There are two points to be made about Szasz’s remarks. First, it is dangerous to think of the stress of living as a disease. Living life has demands, and it is not always easy to handle the pressure. Certainly, some people are better at handling the problems of living than others. Some people cave under pressure, and others go into manic states or depressive states. Szasz is correct in pointing out that mental illness is not a “thing” in this way, but it is intimately bound up in the way human beings interact with one another. Norms are relative, and they can change from culture to culture. What may be considered strange behavior in one culture is normal in another one. For example, the proximity in which we feel in standing close to another person differs from culture to culture. Is it then abnormal if someone does not follow the scripts we have set forth in our society as to what delineates personal space?
It seems that Szasz is making an important ethical statement about we say about mental illness matters. Certainly now that we live in a time where psychiatrists are prone to diagnose depression and to prescribe medication. Of course, as Szasz suggests, there is a difference between psychiatrists and psychologists. In either case, if a person suffers from depression it is not like getting a rash on your skin. The person goes to a “shrink” to talk about their problems and in doing that activity can find relief, and ultimately the psychologist or psychiatrist makes a decision about their condition, whether they need further treatment.

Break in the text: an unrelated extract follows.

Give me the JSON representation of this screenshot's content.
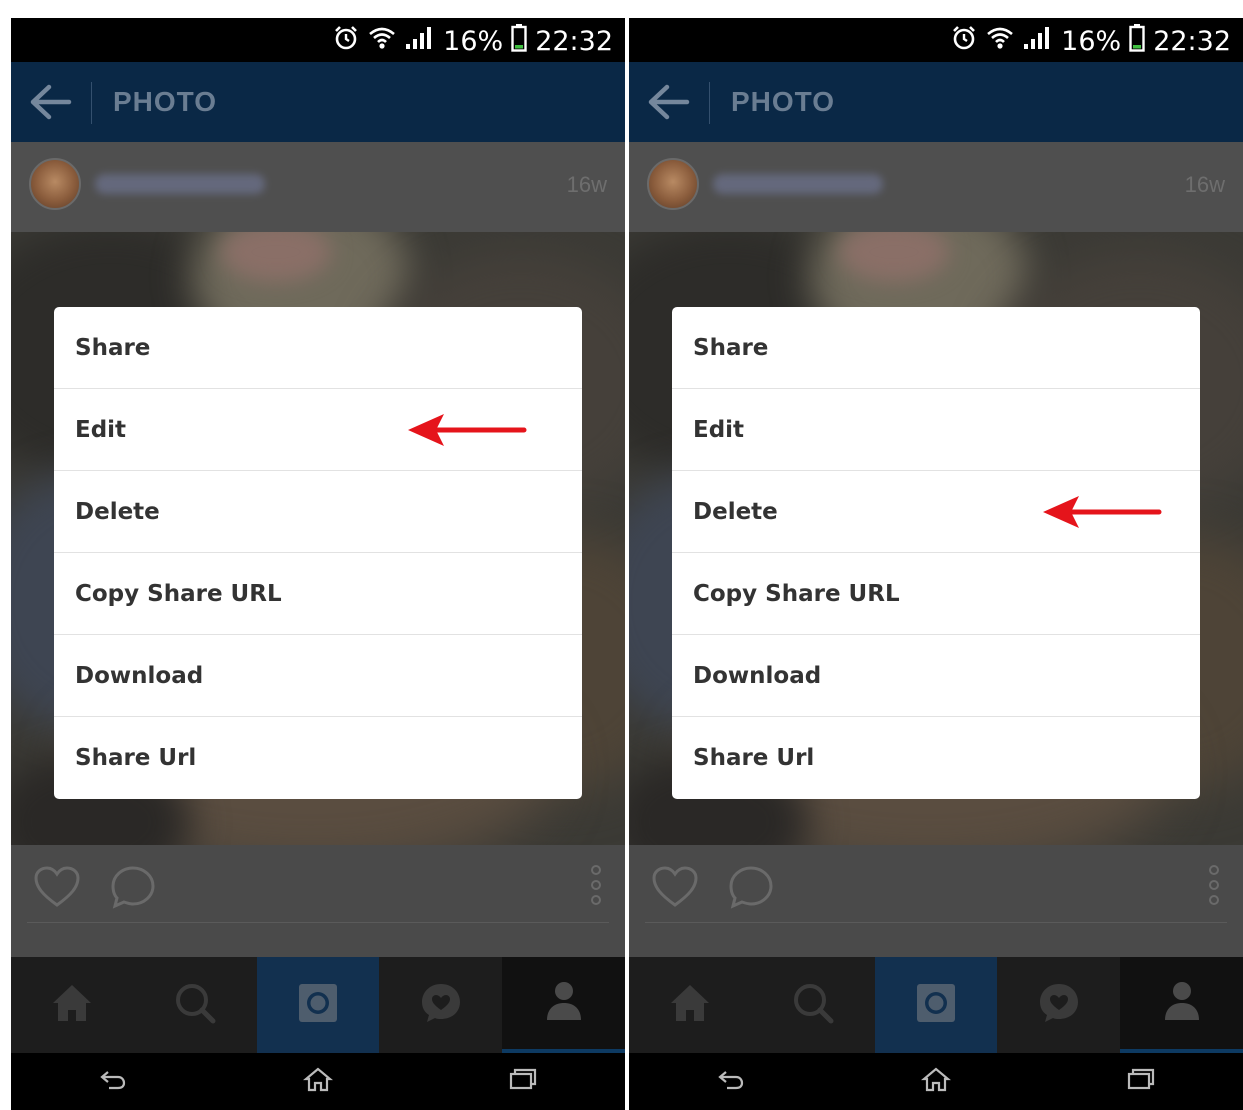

As Szasz points out, mental illness is construed as a private experience. It is not public, in the same way, that is having a cold is public (7). The affectivity one feels from depression is private. It is based on a constellation of feelings and emotions. Certainly, the experience one feels when they are in physical pain is also private. I cannot physically feel another person’s pain, but I can feel empathy. Maybe what Szasz is trying to say is that we should move away from thinking of mental illness in the same way we think of cholera. The affect of feeling deep sadness does call for empathy. It is a different response if I tell my friend “I am depressed. I need to talk” than saying, “I stubbed my toe and I know you cannot experience the pain of how it felt.”

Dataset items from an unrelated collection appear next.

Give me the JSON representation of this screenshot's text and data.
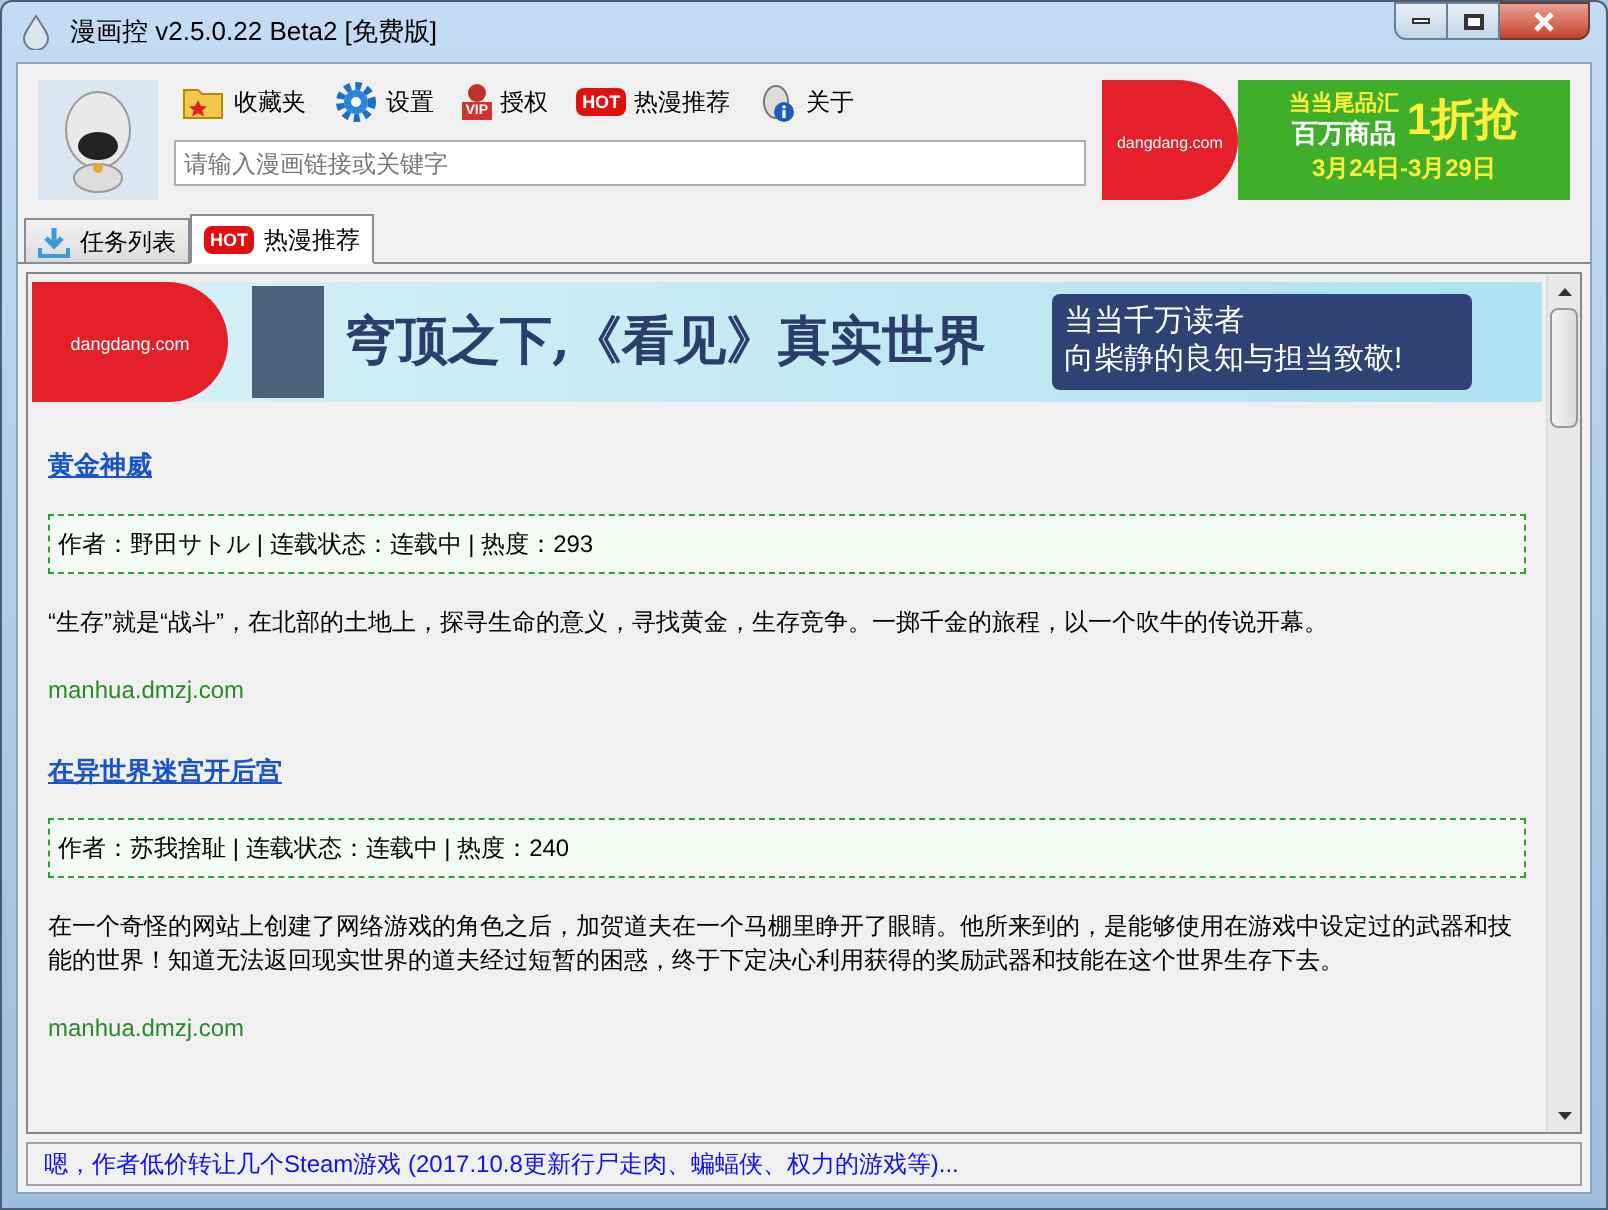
{
  "window": {
    "title": "漫画控 v2.5.0.22 Beta2 [免费版]"
  },
  "toolbar": [
    {
      "kind": "folder",
      "label": "收藏夹"
    },
    {
      "kind": "gear",
      "label": "设置"
    },
    {
      "kind": "vip",
      "label": "授权",
      "badge": "VIP"
    },
    {
      "kind": "hot",
      "label": "热漫推荐",
      "badge": "HOT"
    },
    {
      "kind": "info",
      "label": "关于"
    }
  ],
  "search": {
    "placeholder": "请输入漫画链接或关键字"
  },
  "top_ad": {
    "brand": "dangdang.com",
    "line_1": "当当尾品汇",
    "line_2": "百万商品",
    "big": "1折抢",
    "dates": "3月24日-3月29日"
  },
  "tabs": [
    {
      "label": "任务列表",
      "kind": "download",
      "selected": false
    },
    {
      "label": "热漫推荐",
      "kind": "hot",
      "badge": "HOT",
      "selected": true
    }
  ],
  "banner": {
    "brand": "dangdang.com",
    "headline": "穹顶之下,《看见》真实世界",
    "line_1": "当当千万读者",
    "line_2": "向柴静的良知与担当致敬!"
  },
  "items": [
    {
      "title": "黄金神威",
      "info": "作者：野田サトル | 连载状态：连载中 | 热度：293",
      "description": "“生存”就是“战斗”，在北部的土地上，探寻生命的意义，寻找黄金，生存竞争。一掷千金的旅程，以一个吹牛的传说开幕。",
      "source": "manhua.dmzj.com"
    },
    {
      "title": "在异世界迷宫开后宫",
      "info": "作者：苏我捨耻 | 连载状态：连载中 | 热度：240",
      "description": "在一个奇怪的网站上创建了网络游戏的角色之后，加贺道夫在一个马棚里睁开了眼睛。他所来到的，是能够使用在游戏中设定过的武器和技能的世界！知道无法返回现实世界的道夫经过短暂的困惑，终于下定决心利用获得的奖励武器和技能在这个世界生存下去。",
      "source": "manhua.dmzj.com"
    }
  ],
  "status_bar": {
    "text": "嗯，作者低价转让几个Steam游戏 (2017.10.8更新行尸走肉、蝙蝠侠、权力的游戏等)..."
  }
}
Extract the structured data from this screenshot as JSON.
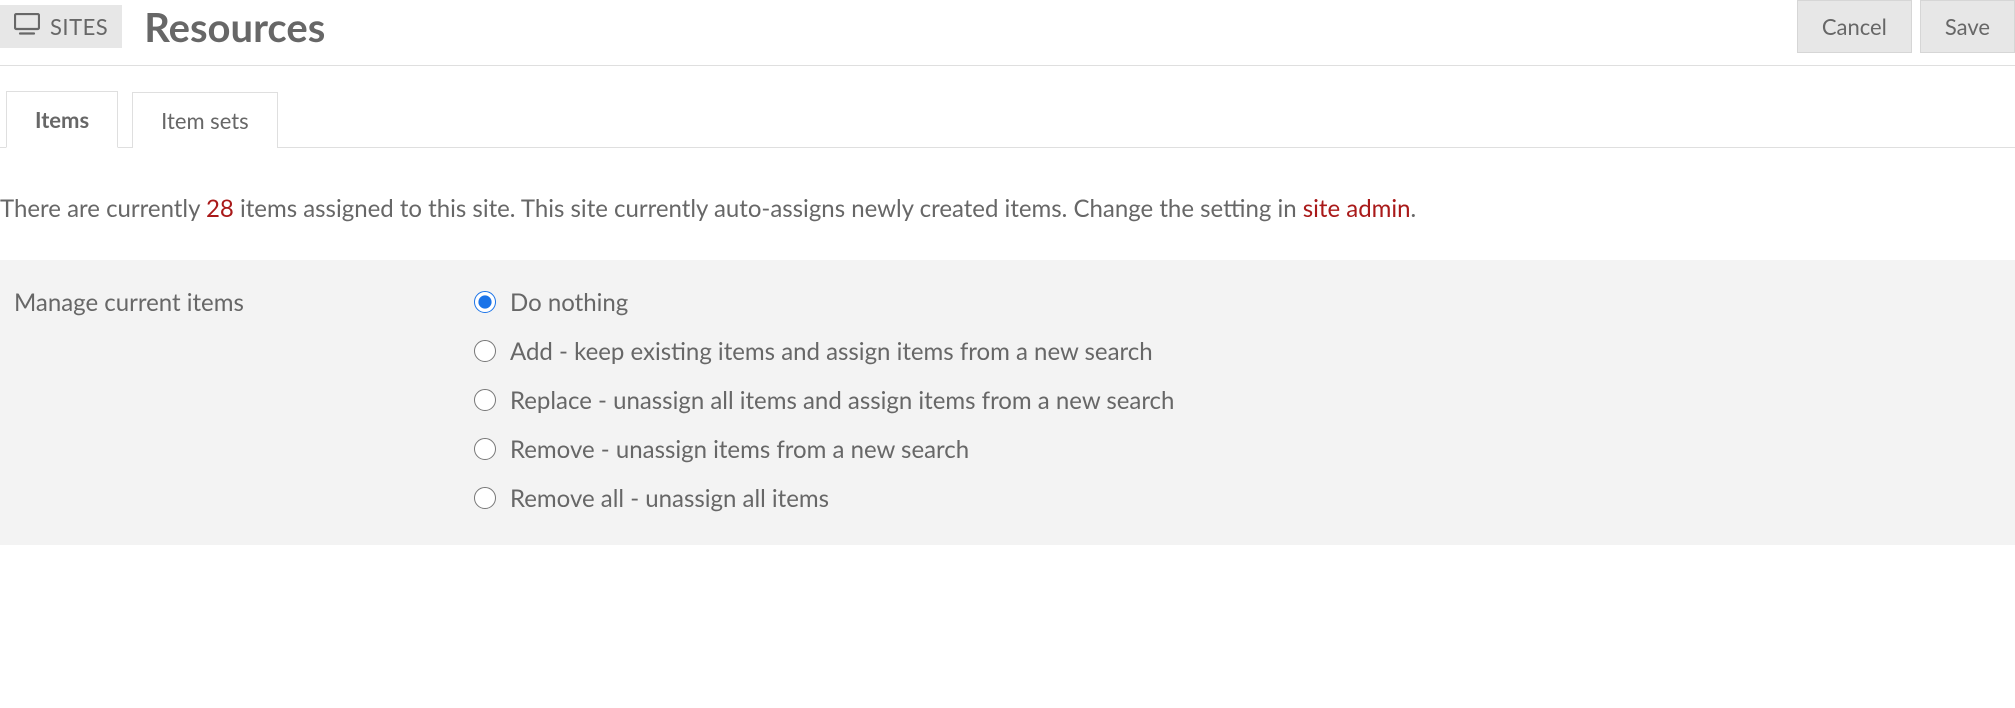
{
  "header": {
    "breadcrumb_label": "SITES",
    "title": "Resources",
    "cancel_label": "Cancel",
    "save_label": "Save"
  },
  "tabs": {
    "items_label": "Items",
    "itemsets_label": "Item sets",
    "active": "items"
  },
  "info": {
    "prefix": "There are currently ",
    "count": "28",
    "middle": " items assigned to this site. This site currently auto-assigns newly created items. Change the setting in ",
    "link_text": "site admin",
    "suffix": "."
  },
  "manage": {
    "label": "Manage current items",
    "options": {
      "nothing": "Do nothing",
      "add": "Add - keep existing items and assign items from a new search",
      "replace": "Replace - unassign all items and assign items from a new search",
      "remove": "Remove - unassign items from a new search",
      "remove_all": "Remove all - unassign all items"
    },
    "selected": "nothing"
  }
}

In sum, the debate on the philosophy and ethics of mental illness teaches a valuable lesson. By thinking of depression as fixable by a drug we are missing the point. We are missing the other factors that may have gone into the affectivity of the person’s lived experience. How much will an anti-depressant actually really cure a disease if, in fact, there is no such thing as a mental disease? It is not as if Szasz is saying we cannot care about other’s suffering, whether they be psychological or physical, but he is saying that we need a more holistic approach to the issue, one that is not reductive in our saying “mental illness.”

Works Cited

Hansen, Jennifer. “Affectivity: Depression and Mania”. in The Philosophy of Psychiatry: A Companion. Edited by Jennifer Radden. New York: Oxford University
Press, 2004, pp-36-53. Print.
Szasz, Thomas S. "The myth of mental illness." American Psychologist 15.2 (1960): 113.